Schwere Zeiten für das Bäckerhandwerk
Diese Auswirkungen spürt Bäckermeister Michael Karl sehr stark: „Der Arbeitspreis für die Kilowattstunde Strom wird sich zum Jahreswechsel versiebenfachen. In unserem Brot ist ‚Energie‘ mittlerweile die wesentliche Hauptzutat“. In den vergangenen Jahren habe er immer wieder seine Bäckerei neu ausrichten müssen. Zwischenzeitlich mit 18 Mitarbeitern, beschickt er aktuell mit drei Mitarbeitern und einer Aushilfe eine geringere Anzahl von Märkten – überwiegend im Rhein-Main-Gebiet – und verkauft seine Erzeugnisse im Dorfladen in Storndorf und in Köddingen. Seine Spezialitäten sind Brote, vom „Vogelsberger Riesen“ mit acht Kilo, über Bauernbrote sowie Kartoffelbrote, bis hin zu Brötchenspezialitäten.
Doch bei all der positiven Rückmeldung, die der Bäckermeister für seine handwerklichen Erzeugnisse in der Region und darüber hinaus bekommt, zeichnet er ein düsteres Bild der Zukunft seiner Bäckerei, die 1898 von seinem Urgroßvater gegründet wurde.
Mehr als 300 Stunden arbeite er im Monat. Ohne sich selbst Lohn auszuzahlen, wie er betont, subventioniere er so den Betrieb. Und trotzdem sind die finanziellen Lasten nicht zu stemmen. „Durchschnittlich sind die Kosten für die Zutaten, die wir verarbeiten um 80 Prozent gestiegen“, führt der Bäckermeister aus. Die notgedrungene Umlage auf die Kunden äußerte sich in einem Umsatzrückgang. „Aktuell haben verschiedene Faktoren Auswirkungen auf den Umsatz. Viele Menschen haben Angst davor, was noch passieren könnte, fangen an, das Geld zusammenzuhalten und kaufen ihre Backwaren beim Discounter. Wir konkurrieren außerdem mit industriellen Großbäckereien, wir hatten Urlaubs- und Ferienzeit sowie einen heißen Sommer. Dann essen die Menschen tendenziell weniger Brot“, sagt Karl. Größere Bäckereien könnten vielleicht aufgrund von länger laufenden Lieferverträgen noch die Auswirkungen abfedern, doch „auch da wird sich sicher noch einiges tun“, vermutet er.
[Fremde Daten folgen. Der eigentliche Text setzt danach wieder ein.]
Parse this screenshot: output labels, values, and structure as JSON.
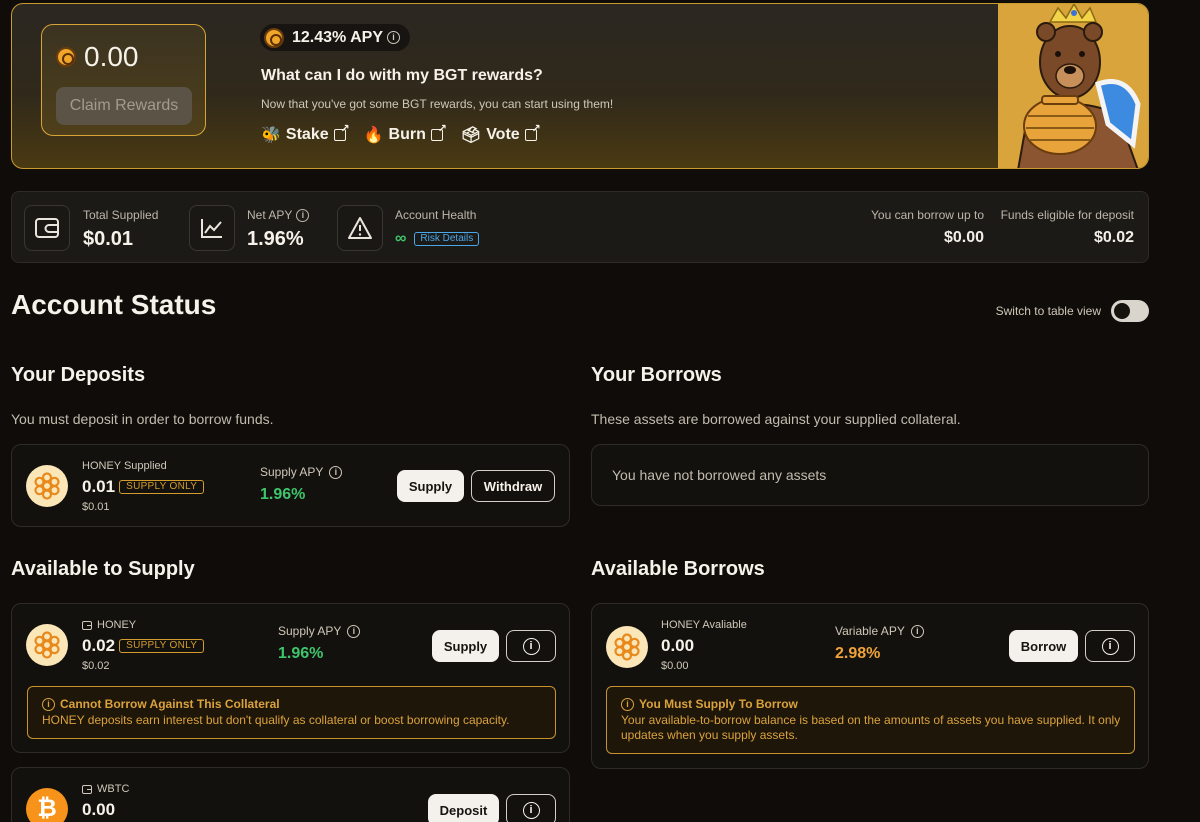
{
  "rewards": {
    "balance": "0.00",
    "claim_label": "Claim Rewards",
    "apy": "12.43% APY",
    "title": "What can I do with my BGT rewards?",
    "subtitle": "Now that you've got some BGT rewards, you can start using them!",
    "links": [
      {
        "emoji": "🐝",
        "label": "Stake"
      },
      {
        "emoji": "🔥",
        "label": "Burn"
      },
      {
        "emoji": "🗳",
        "label": "Vote"
      }
    ]
  },
  "stats": {
    "total_supplied_label": "Total Supplied",
    "total_supplied_value": "$0.01",
    "net_apy_label": "Net APY",
    "net_apy_value": "1.96%",
    "account_health_label": "Account Health",
    "account_health_value": "∞",
    "risk_details_label": "Risk Details",
    "borrow_up_to_label": "You can borrow up to",
    "borrow_up_to_value": "$0.00",
    "funds_eligible_label": "Funds eligible for deposit",
    "funds_eligible_value": "$0.02"
  },
  "account_status": {
    "title": "Account Status",
    "toggle_label": "Switch to table view"
  },
  "deposits": {
    "title": "Your Deposits",
    "subtitle": "You must deposit in order to borrow funds.",
    "item": {
      "label": "HONEY Supplied",
      "amount": "0.01",
      "badge": "SUPPLY ONLY",
      "usd": "$0.01",
      "apy_label": "Supply APY",
      "apy_value": "1.96%",
      "supply_label": "Supply",
      "withdraw_label": "Withdraw"
    }
  },
  "borrows": {
    "title": "Your Borrows",
    "subtitle": "These assets are borrowed against your supplied collateral.",
    "empty_text": "You have not borrowed any assets"
  },
  "available_supply": {
    "title": "Available to Supply",
    "items": [
      {
        "token": "HONEY",
        "amount": "0.02",
        "badge": "SUPPLY ONLY",
        "usd": "$0.02",
        "apy_label": "Supply APY",
        "apy_value": "1.96%",
        "action_label": "Supply",
        "warning_title": "Cannot Borrow Against This Collateral",
        "warning_text": "HONEY deposits earn interest but don't qualify as collateral or boost borrowing capacity."
      },
      {
        "token": "WBTC",
        "amount": "0.00",
        "action_label": "Deposit"
      }
    ]
  },
  "available_borrows": {
    "title": "Available Borrows",
    "item": {
      "label": "HONEY Avaliable",
      "amount": "0.00",
      "usd": "$0.00",
      "apy_label": "Variable APY",
      "apy_value": "2.98%",
      "action_label": "Borrow",
      "warning_title": "You Must Supply To Borrow",
      "warning_text": "Your available-to-borrow balance is based on the amounts of assets you have supplied. It only updates when you supply assets."
    }
  },
  "icons": {
    "bgt": "bgt-coin-icon",
    "wallet": "wallet-icon",
    "chart": "line-chart-icon",
    "warning": "warning-triangle-icon",
    "info": "info-icon",
    "external": "external-link-icon",
    "honey": "honey-token-icon",
    "btc": "bitcoin-icon",
    "wallet_small": "wallet-small-icon"
  },
  "colors": {
    "accent_gold": "#d8a433",
    "apy_green": "#3ec56b",
    "apy_orange": "#f0a33a",
    "risk_blue": "#4aa7e8",
    "background": "#0f0c09"
  }
}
Weitere Herausforderung für ihn: Der zum 1. Oktober gültige Mindestlohn von 12 Euro brutto je Arbeitsstunde. „Ein Euro pro Arbeitsstunde mehr, bedeuten für mich 2,50 Euro, die ich zusätzlich kalkulieren muss“, führt er aus. Mehr Kaufkraft habe der Arbeitnehmer dadurch allerdings nicht. Denn „von den 2,50 Euro, die ich kalkulieren muss, kommen nur etwa 60 Cent beim Mitarbeiter an. Den Rest kassiert der Staat“, sagt Karl und ergänzt: „Aber gutes Backen, kostet eben viel Arbeitszeit.“
Aktuell plant Karl von Monat zu Monat – und spätestens im Dezember wird er die Bäckerei umstrukturieren müssen. Große Investitionen in Wärmetauscher oder neue Backofentechnik sei entweder technisch oder in der Kürze der Zeit nicht umzusetzen. Seine Mitarbeiter jedenfalls kann er dann wahrscheinlich nicht mehr beschäftigen. Das Aus für die Bäckerei in der jetzigen Form. Der Wechsel zwischen Verkaufswagen und Backstube sei noch eine Option. Sicher sei das allerdings auch das noch nicht, sagt der Bäckermeister.
„Einen großen Dank dafür, dass Sie uns trotz der schwierigen Lage für die Traditionsbäckerei einen ehrlichen und realistischen Einblick gewähren“, unterstreicht der Erste Kreisbeigeordnete. Die schwierigen Rahmenbedingungen bringen selbst alteingesessene Lebensmittel-Handwerksbetriebe in existenzielle Not – „Trotzdem hoffen wir, dass Sie einen Weg finden, die Back-Tradition in Storndorf zu erhalten, und auch weiterhin beste Backwaren für Ihre Kunden anbieten zu können“, sagt Dr. Mischak.